Engine Valve Adjustment

Most internal combustion engines use poppet valves and rocker arms to control the flow of gases to and from the cylinders. To reduce the effects of thermal expansion, a small gap is left between the end of each valve stem and the rocker arm that pushes it. This gap will change slightly with engine usage and needs to be adjusted regularly to minimize noise and wear. Vehicles that require an engine valve adjustment should have it done every year or so. It is not a complicated task and it can be done in one hour with a spanner set, screwdriver and feeler gauge.

While most vehicles need an engine valve adjustment done every year, some do not need it done at all. Vehicles that have hydraulic lifters do not require any adjustment because each lifter maintain a zero clearance between its valve stem and rocker arm. The lifters are actually small cylinders filled with engine oil, with a piston at one end and a small hole at the other end. When the valve is closed, the hole is open and oil flows into the lifter. As the valve begins to open, the hole is shut and the incompressible oil is trapped, causing the lifter to behave like a solid rod.

Before performing an engine valve adjustment, leave the vehicle standing overnight so that the engine will be cold. Chock the tires and put the transmission in neutral so that the pistons can be moved. Open the engine hood and move any cables that are covering the valve covers. If a cable needs to be disconnected, make a note of the plug it was joined to before removing it. Next, remove the spark plugs to allow the crankshaft to be turned. It is difficult to overcome the compression in the cylinder with the spark plugs in place. Remove the bolts holding down each valve cover and slowly remove the covers, so as not to damage the gaskets sitting under them.

Find the top dead center (TDC) mark on the flywheel or crankshaft pulley, as well as its corresponding mark on the engine casing. Turn the engine over until these two marks line up so that the piston in the first cylinder will be at the top of its compression stroke. The engine can either be turned over by rotating the radiator fan or by turning the crankshaft with a long wrench. Refer to the service manual to determine the cold temperature gap and select a feeler gauge with the same thickness.

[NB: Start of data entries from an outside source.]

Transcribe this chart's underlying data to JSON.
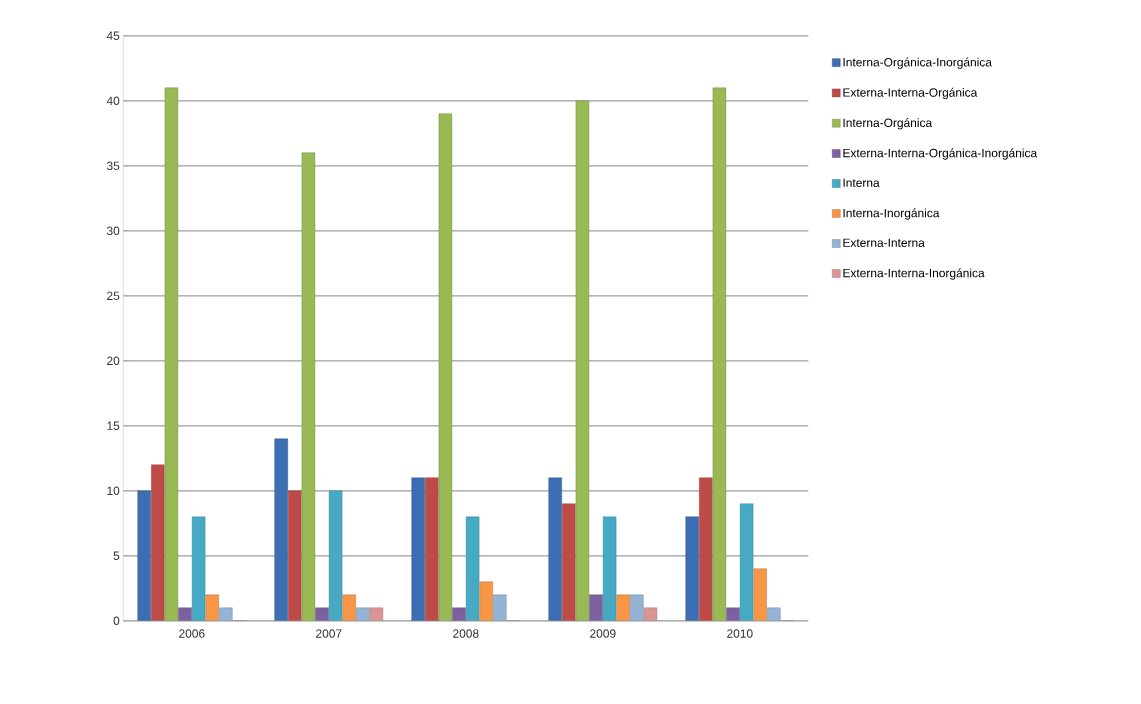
{
  "chart_data": {
    "type": "bar",
    "categories": [
      "2006",
      "2007",
      "2008",
      "2009",
      "2010"
    ],
    "series": [
      {
        "name": "Interna-Orgánica-Inorgánica",
        "color": "#3c6eb4",
        "values": [
          10,
          14,
          11,
          11,
          8
        ]
      },
      {
        "name": "Externa-Interna-Orgánica",
        "color": "#be4b48",
        "values": [
          12,
          10,
          11,
          9,
          11
        ]
      },
      {
        "name": "Interna-Orgánica",
        "color": "#98b954",
        "values": [
          41,
          36,
          39,
          40,
          41
        ]
      },
      {
        "name": "Externa-Interna-Orgánica-Inorgánica",
        "color": "#7d60a0",
        "values": [
          1,
          1,
          1,
          2,
          1
        ]
      },
      {
        "name": "Interna",
        "color": "#46aac5",
        "values": [
          8,
          10,
          8,
          8,
          9
        ]
      },
      {
        "name": "Interna-Inorgánica",
        "color": "#f79646",
        "values": [
          2,
          2,
          3,
          2,
          4
        ]
      },
      {
        "name": "Externa-Interna",
        "color": "#94b3d6",
        "values": [
          1,
          1,
          2,
          2,
          1
        ]
      },
      {
        "name": "Externa-Interna-Inorgánica",
        "color": "#d99694",
        "values": [
          0,
          1,
          0,
          1,
          0
        ]
      }
    ],
    "ylim": [
      0,
      45
    ],
    "yticks": [
      0,
      5,
      10,
      15,
      20,
      25,
      30,
      35,
      40,
      45
    ],
    "grid": "y",
    "legend": "right"
  }
}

Insert the feeler gauge into the inlet valves of the first cylinder and check if there is a tight fit. If the gap needs adjusting, use a spanner to loosen the locknut on the rocker arm screw above it. Adjust the screw until there is a tight fit and tighten the locknut. Then check the gaps for any other cylinders that are also at the top of their compression stroke. Turn the engine over until the other pistons are in the correct position and adjust their valves accordingly.

Once all the intake and exhaust valve gaps have been checked, the valve covers and wires can be put back in place. Inspect the gasket on each valve cover and replace it if there is the slightest sign of damage. Clean the gasket surface and put the covers back put on. Tighten the cover bolts to their correct torque, as outlined in the service manual. Replace the spark plugs and any wires that were removed.

This is only a general description of how to perform an engine valve adjustment. It is not what is commonly referred to as a valve job, which involves grinding the valve discs. The service manual should always be consulted before attempting an engine valve adjustment, as there many be several minor but important differences that have not been covered. If there are any engine problems or unusual noises after performing an engine valve adjustment, take the vehicle to a professional mechanic.